Vínculos sin raíz

Bibian Marcela Riveros
Universidad Jorge Tadeo Lozano
Hoy estamos más conectados que nunca, pero también más solos. La tecnología nos ha ofrecido una conexión constante, un contacto permanente y la posibilidad de estar presentes en la vida de otros incluso sin vernos, pero ¿a qué costo? ¿Qué tipo de relaciones estamos construyendo cuando todo pasa a través de una pantalla? ¿Por qué lo que mostramos siempre es una versión pulida y escogida cuidadosamente para no mostrar nuestra realidad?
Nos hemos acostumbrado a tener vínculos que duran lo mismo que una historia de Instagram. ¿Qué pasa si algo no me gusta? Lo salto. ¿Si me incomoda? Lo omito. ¿Y si me exige? Lo reemplazo. Esa lógica de inmediatez se ha introducido en nuestra forma de sentir y expresar afecto, lo que me lleva a preguntarme ¿por qué empezamos a medir el valor de un lazo por su capacidad de entretenernos, y no por su profundidad? ¿En qué momento dejamos que un like o un comentario nos afecten tanto? ¿Desde cuándo permitimos que el miedo a perdernos de algo tome control sobre nuestras emociones?
En este sentido, pareciera que queremos afecto, pero sin esfuerzo. Queremos compañía, pero que no toque fibras profundas. ¿Cómo se sostiene una conexión cuando todo tiene que ser inmediato, ligero y sin conflictos? ¿Cómo se cultiva algo real en un ecosistema donde lo incómodo se descarta y lo frágil se esconde?
Y es que el miedo a la profundidad es real. Nos aterra abrir espacios donde el otro pueda ver nuestras heridas. La vulnerabilidad nos asusta y la sola idea de mostrarnos sin barreras nos atormenta. ¿Acaso ser humano es igual a ser débil? ¿Por qué preferimos relaciones donde podemos evitar involucrarnos emocionalmente?
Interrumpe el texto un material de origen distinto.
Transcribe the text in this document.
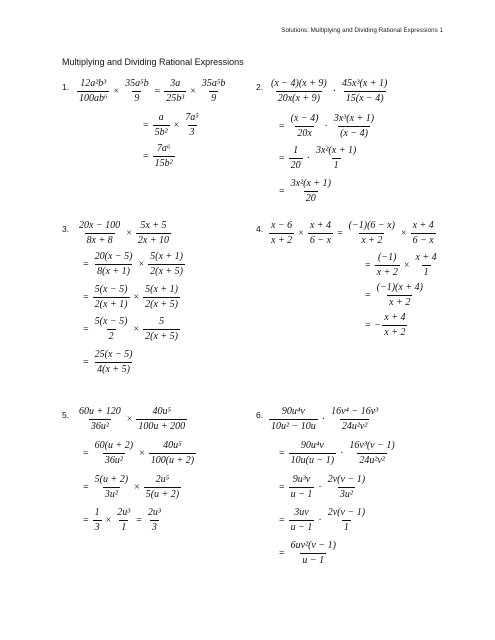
Solutions: Multiplying and Dividing Rational Expressions 1
Multiplying and Dividing Rational Expressions
1. $\frac{\text{12a²b³}}{\text{100ab⁶}} \times \frac{\text{35a⁵b}}{9} = \frac{3a}{\text{25b³}} \times \frac{\text{35a⁵b}}{9}$
= $\frac{a}{\text{5b²}} \times \frac{\text{7a⁵}}{3}$
= $\frac{\text{7a⁶}}{\text{15b²}}$
2. $\frac{(x - 4)(x + 9)}{20x(x + 9)} \cdot \frac{\text{45x³(x + 1)}}{15(x - 4)}$
= $\frac{(x - 4)}{20x} \cdot \frac{\text{3x³(x + 1)}}{(x - 4)}$
= $\frac{1}{20} \cdot \frac{\text{3x²(x + 1)}}{1}$
= $\frac{\text{3x²(x + 1)}}{20}$
3. $\frac{20x - 100}{8x + 8} \times \frac{5x + 5}{2x + 10}$
= $\frac{20(x - 5)}{8(x + 1)} \times \frac{5(x + 1)}{2(x + 5)}$
= $\frac{5(x - 5)}{2(x + 1)} \times \frac{5(x + 1)}{2(x + 5)}$
= $\frac{5(x - 5)}{2} \times \frac{5}{2(x + 5)}$
= $\frac{25(x - 5)}{4(x + 5)}$
4. $\frac{x - 6}{x + 2} \times \frac{x + 4}{6 - x} = \frac{(-1)(6 - x)}{x + 2} \times \frac{x + 4}{6 - x}$
= $\frac{(-1)}{x + 2} \times \frac{x + 4}{1}$
= $\frac{(-1)(x + 4)}{x + 2}$
= − $\frac{x + 4}{x + 2}$
5. $\frac{60u + 120}{\text{36u²}} \times \frac{\text{40u⁵}}{100u + 200}$
= $\frac{60(u + 2)}{\text{36u²}} \times \frac{\text{40u⁵}}{100(u + 2)}$
= $\frac{5(u + 2)}{\text{3u²}} \times \frac{\text{2u⁵}}{5(u + 2)}$
= $\frac{1}{3} \times \frac{\text{2u³}}{1} = \frac{\text{2u³}}{3}$
6. $\frac{\text{90u⁴v}}{\text{10u² − 10u}} \cdot \frac{\text{16v⁴ − 16v³}}{\text{24u²v²}}$
= $\frac{\text{90u⁴v}}{10u(u - 1)} \cdot \frac{\text{16v³(v − 1)}}{\text{24u²v²}}$
= $\frac{\text{9u³v}}{u - 1} \cdot \frac{2v(v - 1)}{\text{3u²}}$
= $\frac{3uv}{u - 1} \cdot \frac{2v(v - 1)}{1}$
= $\frac{\text{6uv²(v − 1)}}{u - 1}$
Por otro lado, la ilusión de una conexión constante nos ha hecho creer que estar en contacto es lo mismo que estar cerca. Mandamos mensajes, compartimos memes, reaccionamos a historias, pero ¿cuándo fue la última vez que tuvimos una conversación honesta, sin pantallas de por medio? ¿Cuántos de nosotros resistimos el silencio compartido, la mirada directa, el tiempo sin edición?
A esto se le puede sumar la facilidad de reemplazar. Si alguien se va, si algo no fluye, si aparece la mínima dificultad, pasamos la página. Un clic y volvemos a empezar. Pero, ¿empezamos de verdad? ¿O simplemente repetimos la misma secuencia, con distintas caras, sin cambiar nada en el fondo? ¿Cuánto vale un vínculo si lo sabemos sustituible que es desde el inicio?
Asimismo, el individualismo emocional también nos atraviesa. Todos queremos ser escuchados, comprendidos, validados. Pero ¿estamos dispuestos a hacer lo mismo por los demás? ¿A dejar de hablar de nosotros para preguntar cómo está el otro? ¿Por qué nos cuesta tanto sostener el silencio sin apurarlo, sin interrumpirlo, sin devolver la conversación hacia nuestro propio ser?
Y no hablo desde afuera. Yo también me alejo cuando me siento expuesta. Reviso perfiles buscando respuestas donde no las hay, rastros de atención que me demuestren que sí importo, que soy alguien para los demás. Quiero tener el control, anticiparme, no quedar vulnerable. Me duele no ser elegida, pero también me da miedo que alguien lo haga y me vea de verdad. ¿Qué pasa si no les gusta lo que ven? ¿Cómo se construye un vínculo si todos llevamos ese miedo por dentro?
Siento que nos estamos quedando solos no porque falte gente, sino porque falta presencia. Porque nadie quiere quedarse cuando se vuelve difícil. Porque confundimos amar con consumir, vincularse con entretener, acompañar con interactuar. Tal vez no necesitamos más personas, sino menos, pero más presentes. Tal vez necesitamos menos ruido y más silencio compartido, más escucha sin juicio, más conversaciones profundas.
Hay algo que se ha perdido en el camino. Tal vez sea el tiempo. Tal vez sea la disposición. Tal vez sea el coraje de quedarnos cuando el otro no está bien, de no huir cuando la relación deja de ser cómoda. ¿Qué significa realmente estar con alguien? ¿Qué implica decir “me quedo”, incluso cuando ya no es fácil?
Estamos aprendiendo a vivir solos, incluso rodeados de gente. A sobrevivir afectivamente con vínculos livianos. ¿Es suficiente? ¿Cuánto más podremos sostenernos sin raíces, sin piel, sin presencia?